Physics in medicine and biology
Objective. Proton arc plan normally contains thousands of spot numbers and hundreds of energy layers. A recent study reported that the beam delivery time (BDT) is proportional to the spot numbers. Thus, it is critical to find an optimal plan with a fast delivery speed while maintaining a good plan quality. Thus, we developed a novel evolutionary algorithm to directly search for the optimal spot sparsity solution to balance plan quality and BDT.Approach. The planning platform included a plan quality objective, a generator, and a selector. The generator is based on trust-region-reflective solver.
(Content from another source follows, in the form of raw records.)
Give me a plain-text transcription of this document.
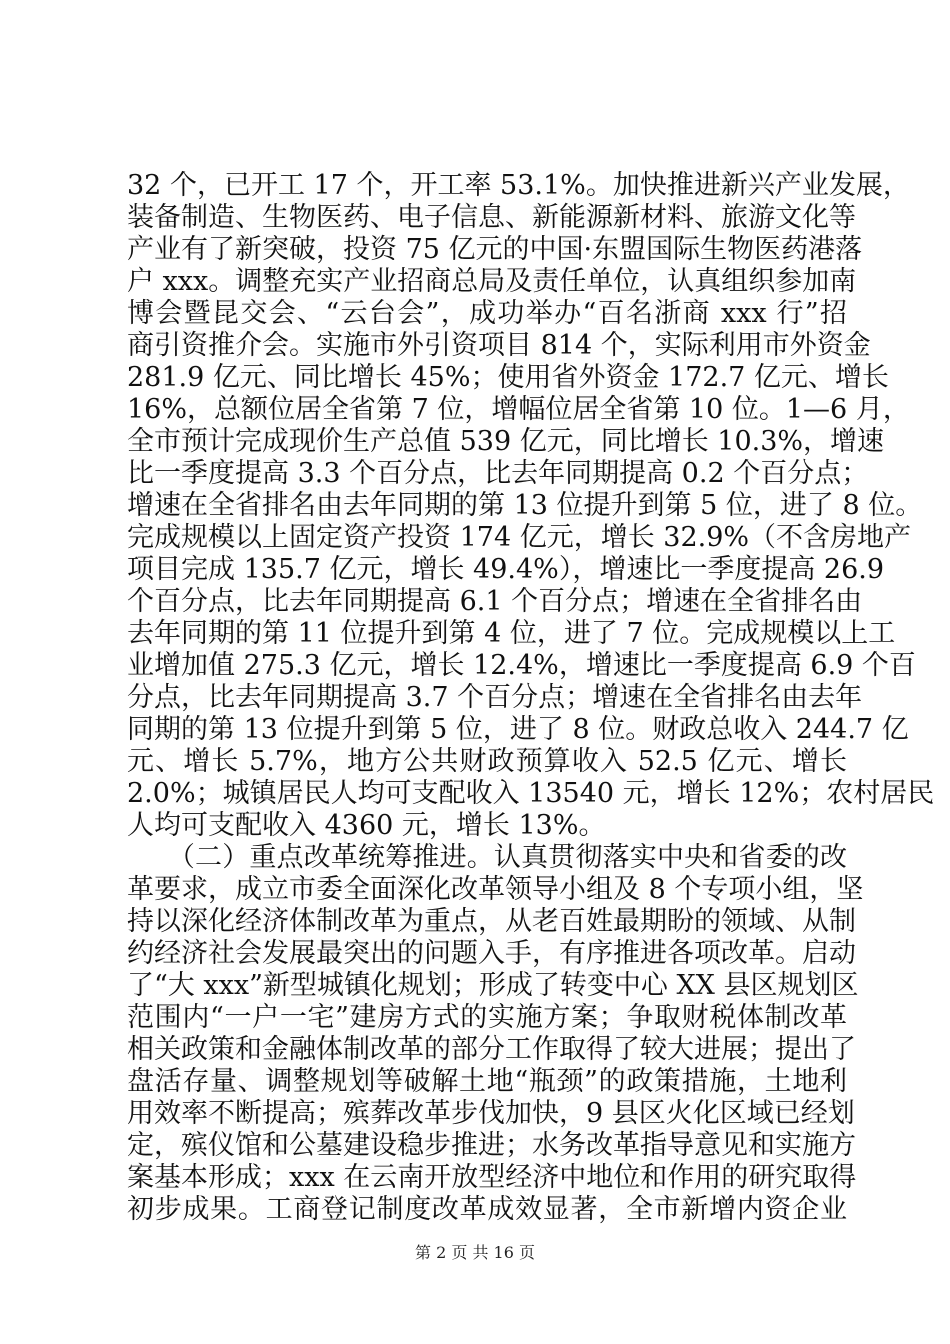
32 个，已开工 17 个，开工率 53.1%。加快推进新兴产业发展，
装备制造、生物医药、电子信息、新能源新材料、旅游文化等
产业有了新突破，投资 75 亿元的中国·东盟国际生物医药港落
户 xxx。调整充实产业招商总局及责任单位，认真组织参加南
博会暨昆交会、“云台会”，成功举办“百名浙商 xxx 行”招
商引资推介会。实施市外引资项目 814 个，实际利用市外资金
281.9 亿元、同比增长 45%；使用省外资金 172.7 亿元、增长
16%，总额位居全省第 7 位，增幅位居全省第 10 位。1—6 月，
全市预计完成现价生产总值 539 亿元，同比增长 10.3%，增速
比一季度提高 3.3 个百分点，比去年同期提高 0.2 个百分点；
增速在全省排名由去年同期的第 13 位提升到第 5 位，进了 8 位。
完成规模以上固定资产投资 174 亿元，增长 32.9%（不含房地产
项目完成 135.7 亿元，增长 49.4%），增速比一季度提高 26.9
个百分点，比去年同期提高 6.1 个百分点；增速在全省排名由
去年同期的第 11 位提升到第 4 位，进了 7 位。完成规模以上工
业增加值 275.3 亿元，增长 12.4%，增速比一季度提高 6.9 个百
分点，比去年同期提高 3.7 个百分点；增速在全省排名由去年
同期的第 13 位提升到第 5 位，进了 8 位。财政总收入 244.7 亿
元、增长 5.7%，地方公共财政预算收入 52.5 亿元、增长
2.0%；城镇居民人均可支配收入 13540 元，增长 12%；农村居民
人均可支配收入 4360 元，增长 13%。
　　（二）重点改革统筹推进。认真贯彻落实中央和省委的改
革要求，成立市委全面深化改革领导小组及 8 个专项小组，坚
持以深化经济体制改革为重点，从老百姓最期盼的领域、从制
约经济社会发展最突出的问题入手，有序推进各项改革。启动
了“大 xxx”新型城镇化规划；形成了转变中心 XX 县区规划区
范围内“一户一宅”建房方式的实施方案；争取财税体制改革
相关政策和金融体制改革的部分工作取得了较大进展；提出了
盘活存量、调整规划等破解土地“瓶颈”的政策措施，土地利
用效率不断提高；殡葬改革步伐加快，9 县区火化区域已经划
定，殡仪馆和公墓建设稳步推进；水务改革指导意见和实施方
案基本形成；xxx 在云南开放型经济中地位和作用的研究取得
初步成果。工商登记制度改革成效显著，全市新增内资企业
第 2 页 共 16 页
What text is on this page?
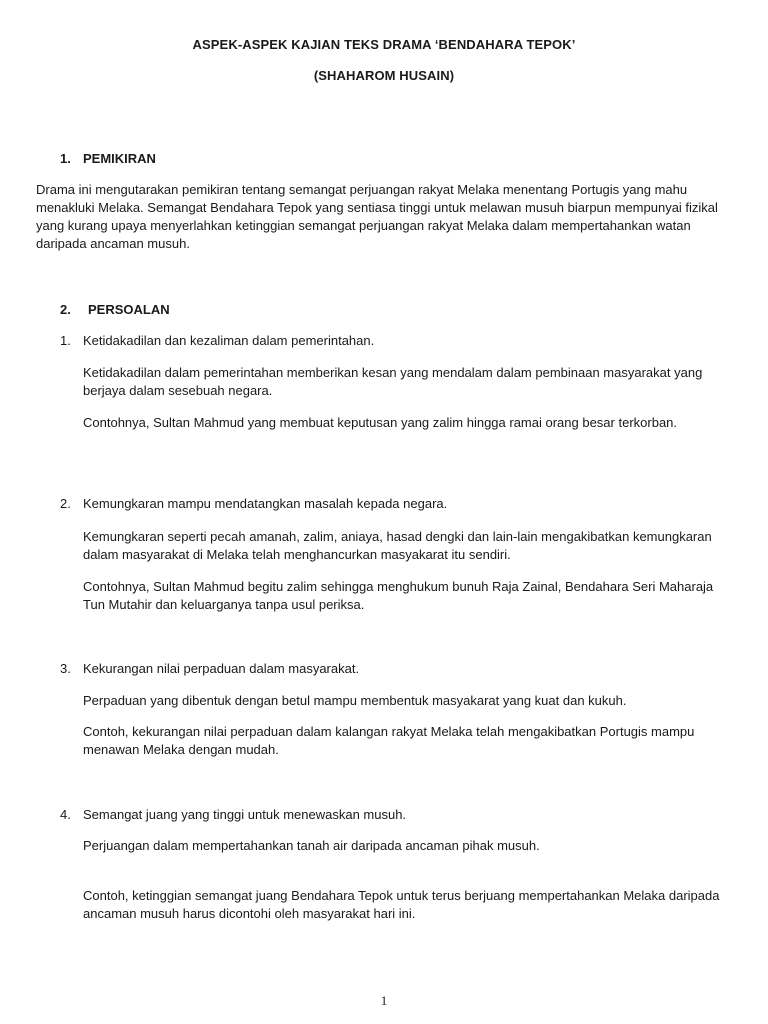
ASPEK-ASPEK KAJIAN TEKS DRAMA ‘BENDAHARA TEPOK’
(SHAHAROM HUSAIN)
1. PEMIKIRAN
Drama ini mengutarakan pemikiran tentang semangat perjuangan rakyat Melaka menentang Portugis yang mahu menakluki Melaka. Semangat Bendahara Tepok yang sentiasa tinggi untuk melawan musuh biarpun mempunyai fizikal yang kurang upaya menyerlahkan ketinggian semangat perjuangan rakyat Melaka dalam mempertahankan watan daripada ancaman musuh.
2. PERSOALAN
1. Ketidakadilan dan kezaliman dalam pemerintahan.
Ketidakadilan dalam pemerintahan memberikan kesan yang mendalam dalam pembinaan masyarakat yang berjaya dalam sesebuah negara.
Contohnya, Sultan Mahmud yang membuat keputusan yang zalim hingga ramai orang besar terkorban.
2. Kemungkaran mampu mendatangkan masalah kepada negara.
Kemungkaran seperti pecah amanah, zalim, aniaya, hasad dengki dan lain-lain mengakibatkan kemungkaran dalam masyarakat di Melaka telah menghancurkan masyakarat itu sendiri.
Contohnya, Sultan Mahmud begitu zalim sehingga menghukum bunuh Raja Zainal, Bendahara Seri Maharaja Tun Mutahir dan keluarganya tanpa usul periksa.
3. Kekurangan nilai perpaduan dalam masyarakat.
Perpaduan yang dibentuk dengan betul mampu membentuk masyakarat yang kuat dan kukuh.
Contoh, kekurangan nilai perpaduan dalam kalangan rakyat Melaka telah mengakibatkan Portugis mampu menawan Melaka dengan mudah.
4. Semangat juang yang tinggi untuk menewaskan musuh.
Perjuangan dalam mempertahankan tanah air daripada ancaman pihak musuh.
Contoh, ketinggian semangat juang Bendahara Tepok untuk terus berjuang mempertahankan Melaka daripada ancaman musuh harus dicontohi oleh masyarakat hari ini.
1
A selector was designed to filter or add the spot according to the expected spot number, based on the user's input of BDT. The generator and selector are used alternatively to optimize a spot sparsity solution. Three clinical cases' CT and structure datasets, e.g. brain, lung, and liver cancer, were used for testing purposes. A series of user-defined BDTs from 15 to 250 s were used as direct inputs. The relationship between the plan's cost function value and BDT was evaluated in these three cases.Main results. The evolutionary algorithm could optimize a proton arc plan based on clinical user input BDT directly. The plan quality remains optimal in the brain, lung, and liver cases until the BDT was shorter than 25 s, 50 s and 100 s, respectively. The plan quality degraded as the input delivery time became too short, indicating that the plan lacked enough spot or degree of freedom.Significance. This is the first proton arc planning framework to directly optimize plan quality with the BDT as an input for the new generation of proton therapy systems. This work paved the roadmap for implementing such new technology in a routine clinic and provided a planning platform to explore the trade-off between the BDT and plan quality.
Zhao L, Liu G, Li X, Ding X. An evolutionary optimization algorithm for proton arc therapy. Phys Med Biol. 2022 Aug 16;67(16). doi: 10.1088/1361-6560/ac8411. PMID: 35878608.